Leitsatz (amtlich)

Der Notfallkoffer eines Arztes und darin enthaltene Geräte wie Sauerstoffflasche, Beatmungsbeutel, Absauggerät sind als geringwertige Wirtschaftsgüter i.S. des § 6 Abs. 2 EStG gemäß § 2 Satz 2 Nr. 1 InvZulG 1993 von der Investitionszulagenförderung ausgenommen, wenn die Anschaffungskosten der Einzelteile 800 DM nicht übersteigen.

 

Sachverhalt

Die Klägerin ist selbständige Kinderärztin. Im Streitjahr 1995 erwarb sie einen Notfallkoffer, den sie im Rahmen ihrer selbständigen Tätigkeit verwendete. Der Koffer beinhaltet eine Sauerstoffflasche, Beatmungsbeutel, ein Absauggerät, Katheter sowie weitere, bei der ärztlichen Erstversorgung zu verwendende Materialien. Die Anschaffungskosten des Notfallkoffers samt Inhalt betrugen 1421 DM zuzüglich USt. Das Finanzamt lehnte die von der Klägerin hierfür begehrte Investitionszulage nach § 5 Abs. 1 Nr. 3 InvZulG 1993 ab, weil es sich bei dem Koffer selbst sowie den dazugehörigen Instrumenten um geringwertige Wirtschaftsgüter handle. Klage[1] und Revision der Klägerin blieben erfolglos.

 

Entscheidungsgründe

Eine Investitionszulage wird nicht gewährt für die Anschaffung oder Herstellung von geringwertigen Wirtschaftsgütern i.S. des § 6 Abs. 2 Satz 1 EStG[2]. Der im Investitionszulagenrecht verwendete Begriff des geringwertigen Wirtschaftsgutes ist gleichbedeutend mit dem einkommensteuerlichen Rechtsbegriff[3]. Demnach zählen zu den geringwertigen Wirtschaftsgütern Wirtschaftsgüter des Anlagevermögens, die einer selbständigen Nutzung fähig sind, sofern die Anschaffungs- oder Herstellungskosten - vermindert um einen darin enthaltenen Vorsteuerbetrag - 800 DM nicht übersteigen. Ein Wirtschaftsgut ist einer selbständigen Nutzung nicht fähig, wenn es nach seiner betrieblichen Zweckbestimmung nur zusammen mit anderen Wirtschaftsgütern des Anlagevermögens genutzt werden kann und die in den Nutzungszusammenhang eingefügten Wirtschaftsgüter technisch aufeinander abgestimmt sind. Dies gilt auch, wenn das Wirtschaftsgut aus dem betrieblichen Zusammenhang gelöst und in einen anderen betrieblichen Nutzungszusammenhang eingefügt werden kann[4]. Eine Verbindung, die die selbständige Nutzbarkeit ausschließt, ist im allgemeinen immer schon dann anzunehmen, wenn Wirtschaftsgut über die einheitliche Zweckbestimmung durch den Steuerpflichtigen in seinem Betrieb hinaus durch eine technische Verbindung in der Weise verflochten sind, dass durch die Abtrennung eines der Teile seine Nutzbarkeit im Betrieb verloren geht[5].
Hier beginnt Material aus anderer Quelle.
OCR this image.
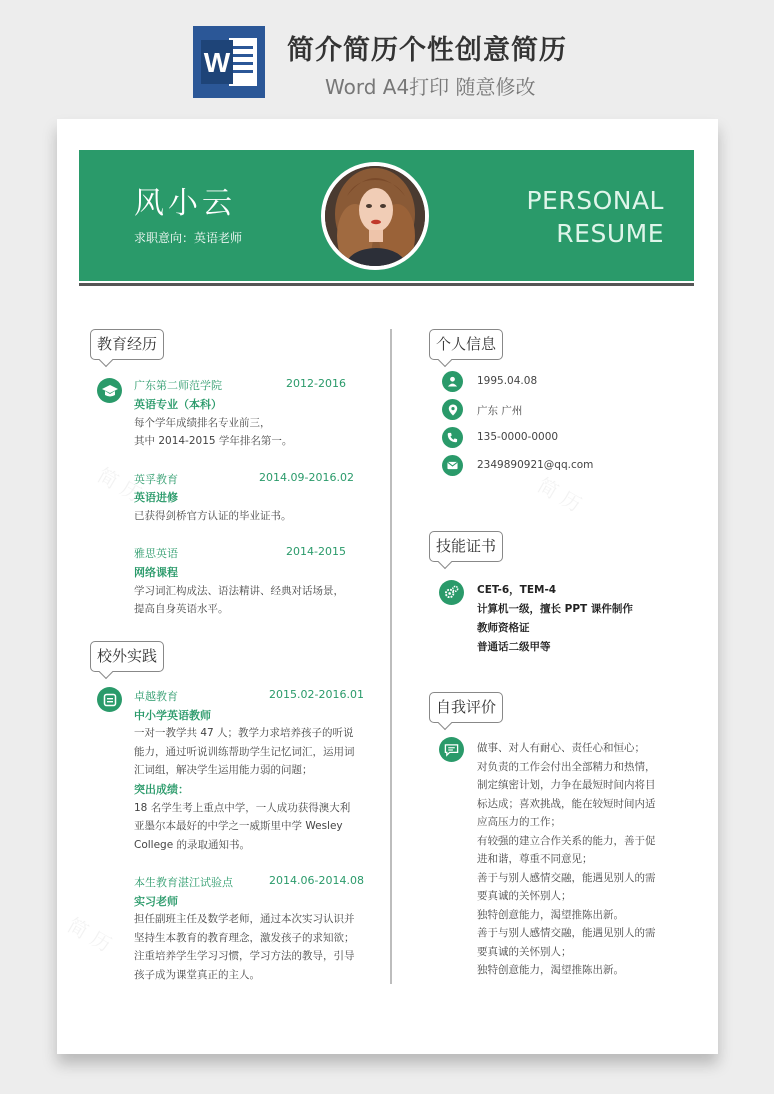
W 简介简历个性创意简历
Word A4打印 随意修改
简 历	简 历
简 历
风小云
求职意向：英语老师
PERSONAL
RESUME
教育经历
广东第二师范学院	2012-2016
英语专业（本科）
每个学年成绩排名专业前三，
其中 2014-2015 学年排名第一。
英孚教育	2014.09-2016.02
英语进修
已获得剑桥官方认证的毕业证书。
雅思英语	2014-2015
网络课程
学习词汇构成法、语法精讲、经典对话场景，
提高自身英语水平。
校外实践
卓越教育	2015.02-2016.01
中小学英语教师
一对一教学共 47 人；教学力求培养孩子的听说
能力，通过听说训练帮助学生记忆词汇，运用词
汇词组，解决学生运用能力弱的问题；
突出成绩：
18 名学生考上重点中学，一人成功获得澳大利
亚墨尔本最好的中学之一威斯里中学 Wesley
College 的录取通知书。
本生教育湛江试验点	2014.06-2014.08
实习老师
担任副班主任及数学老师，通过本次实习认识并
坚持生本教育的教育理念，激发孩子的求知欲；
注重培养学生学习习惯，学习方法的教导，引导
孩子成为课堂真正的主人。
个人信息
1995.04.08
广东 广州
135-0000-0000
2349890921@qq.com
技能证书
CET-6，TEM-4
计算机一级，擅长 PPT 课件制作
教师资格证
普通话二级甲等
自我评价
做事、对人有耐心、责任心和恒心；
对负责的工作会付出全部精力和热情，
制定缜密计划，力争在最短时间内将目
标达成；喜欢挑战，能在较短时间内适
应高压力的工作；
有较强的建立合作关系的能力，善于促
进和谐，尊重不同意见；
善于与别人感情交融，能遇见别人的需
要真诚的关怀别人；
独特创意能力，渴望推陈出新。
善于与别人感情交融，能遇见别人的需
要真诚的关怀别人；
独特创意能力，渴望推陈出新。
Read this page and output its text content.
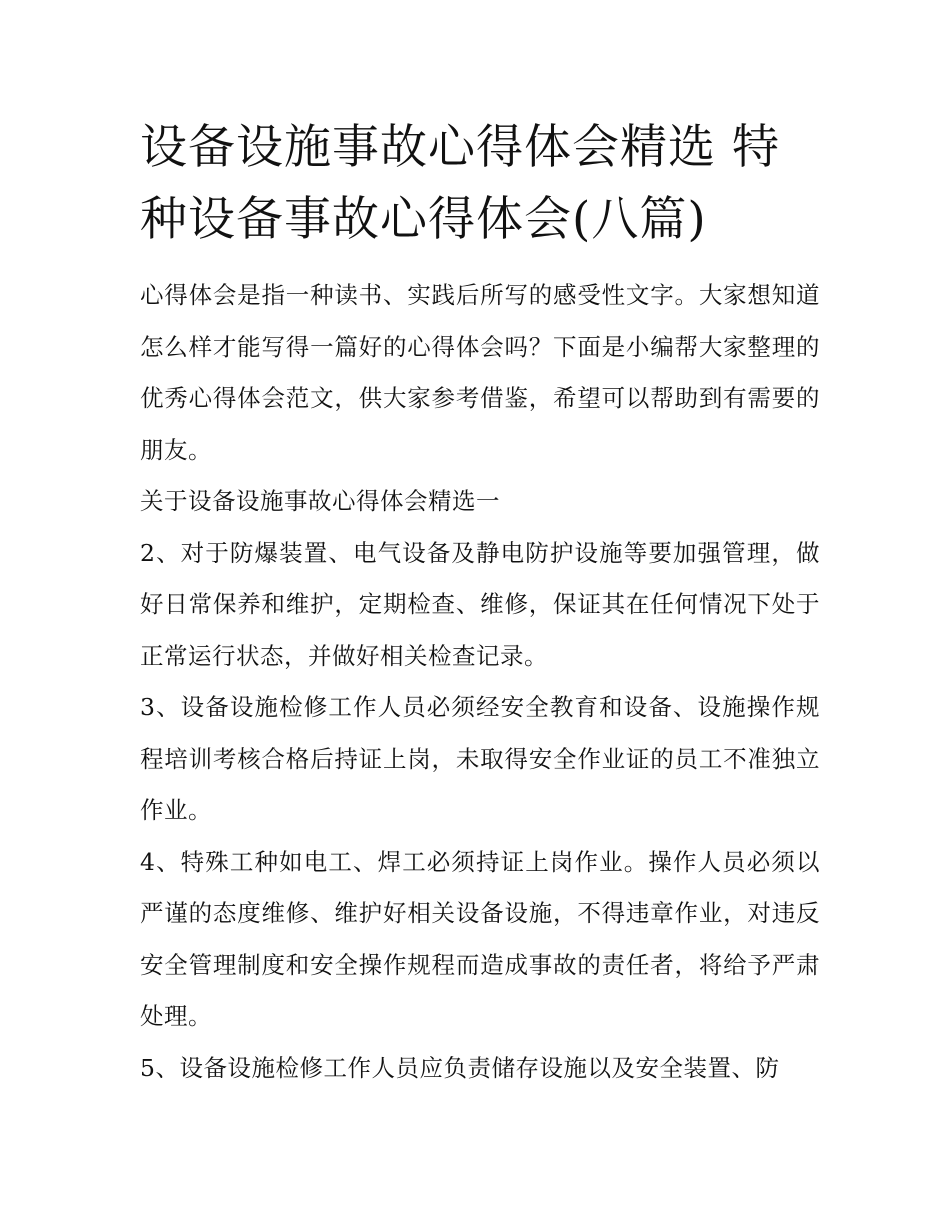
设备设施事故心得体会精选 特种设备事故心得体会(八篇)

心得体会是指一种读书、实践后所写的感受性文字。大家想知道怎么样才能写得一篇好的心得体会吗？下面是小编帮大家整理的优秀心得体会范文，供大家参考借鉴，希望可以帮助到有需要的朋友。

关于设备设施事故心得体会精选一

2、对于防爆装置、电气设备及静电防护设施等要加强管理，做好日常保养和维护，定期检查、维修，保证其在任何情况下处于正常运行状态，并做好相关检查记录。

3、设备设施检修工作人员必须经安全教育和设备、设施操作规程培训考核合格后持证上岗，未取得安全作业证的员工不准独立作业。

4、特殊工种如电工、焊工必须持证上岗作业。操作人员必须以严谨的态度维修、维护好相关设备设施，不得违章作业，对违反安全管理制度和安全操作规程而造成事故的责任者，将给予严肃处理。

5、设备设施检修工作人员应负责储存设施以及安全装置、防
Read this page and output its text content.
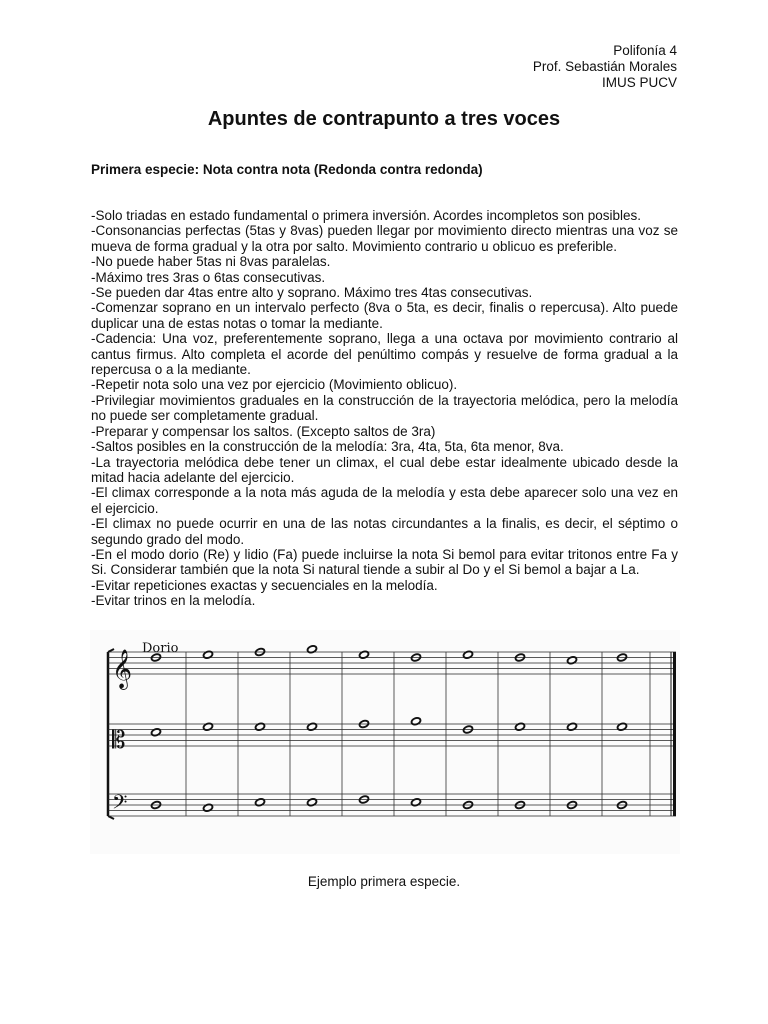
Polifonía 4
Prof. Sebastián Morales
IMUS PUCV
Apuntes de contrapunto a tres voces
Primera especie: Nota contra nota (Redonda contra redonda)

-Solo triadas en estado fundamental o primera inversión. Acordes incompletos son posibles.

-Consonancias perfectas (5tas y 8vas) pueden llegar por movimiento directo mientras una voz se mueva de forma gradual y la otra por salto. Movimiento contrario u oblicuo es preferible.

-No puede haber 5tas ni 8vas paralelas.

-Máximo tres 3ras o 6tas consecutivas.

-Se pueden dar 4tas entre alto y soprano. Máximo tres 4tas consecutivas.

-Comenzar soprano en un intervalo perfecto (8va o 5ta, es decir, finalis o repercusa). Alto puede duplicar una de estas notas o tomar la mediante.

-Cadencia: Una voz, preferentemente soprano, llega a una octava por movimiento contrario al cantus firmus. Alto completa el acorde del penúltimo compás y resuelve de forma gradual a la repercusa o a la mediante.

-Repetir nota solo una vez por ejercicio (Movimiento oblicuo).

-Privilegiar movimientos graduales en la construcción de la trayectoria melódica, pero la melodía no puede ser completamente gradual.

-Preparar y compensar los saltos. (Excepto saltos de 3ra)

-Saltos posibles en la construcción de la melodía: 3ra, 4ta, 5ta, 6ta menor, 8va.

-La trayectoria melódica debe tener un climax, el cual debe estar idealmente ubicado desde la mitad hacia adelante del ejercicio.

-El climax corresponde a la nota más aguda de la melodía y esta debe aparecer solo una vez en el ejercicio.

-El climax no puede ocurrir en una de las notas circundantes a la finalis, es decir, el séptimo o segundo grado del modo.

-En el modo dorio (Re) y lidio (Fa) puede incluirse la nota Si bemol para evitar tritonos entre Fa y Si. Considerar también que la nota Si natural tiende a subir al Do y el Si bemol a bajar a La.

-Evitar repeticiones exactas y secuenciales en la melodía.

-Evitar trinos en la melodía.

Dorio
𝄞
𝄡
𝄢
Ejemplo primera especie.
Der Notfallkoffer sowie sein Inhalt stellen danach geringwertige Wirtschaftsgüter und damit nicht förderungsfähige Wirtschaftsgüter dar, soweit es sich nicht ohnehin um Verbrauchsmaterial wie Binden usw., somit nicht um Anlagevermögen, handelt. Denn im Streitfall fehlt es an einer technischen Abgestimmtheit der einzelnen, den gesamten Notfallkoffer bildenden Wirtschaftsgüter in dem Sinne, dass das Herausnehmen eines Gegenstandes - etwa einer Sauerstoffflasche - aus technischen Gründen ausgeschlossen wäre. Zwar sind die einzelnen Wirtschaftsgüter in ihrer Zusammenstellung möglicherweise speziell darauf ausgerichtet, bei Hausbesuchen im Notfall die ärztliche Tätigkeit zu unterstützen. Gleichwohl kann jedes der enthaltenen Wirtschaftsgut separat genutzt, einzeln ersetzt und auch entfernt werden, ohne dass man dem entfernten Wirtschaftsgut bzw. den verbleibenden Wirtschaftsgütern die weitere Nutzbarkeit absprechen könnte. Dies ergibt sich schon aus dem Umstand, dass bei Hausbesuchen im Notfall nach der Lebenserfahrung nicht alle den Notfallkoffer bildenden Wirtschaftsgüter gleichzeitig und zusammen genutzt werden, sondern nur einzelne, für die individuelle Behandlung erforderliche Geräte eingesetzt werden müssen.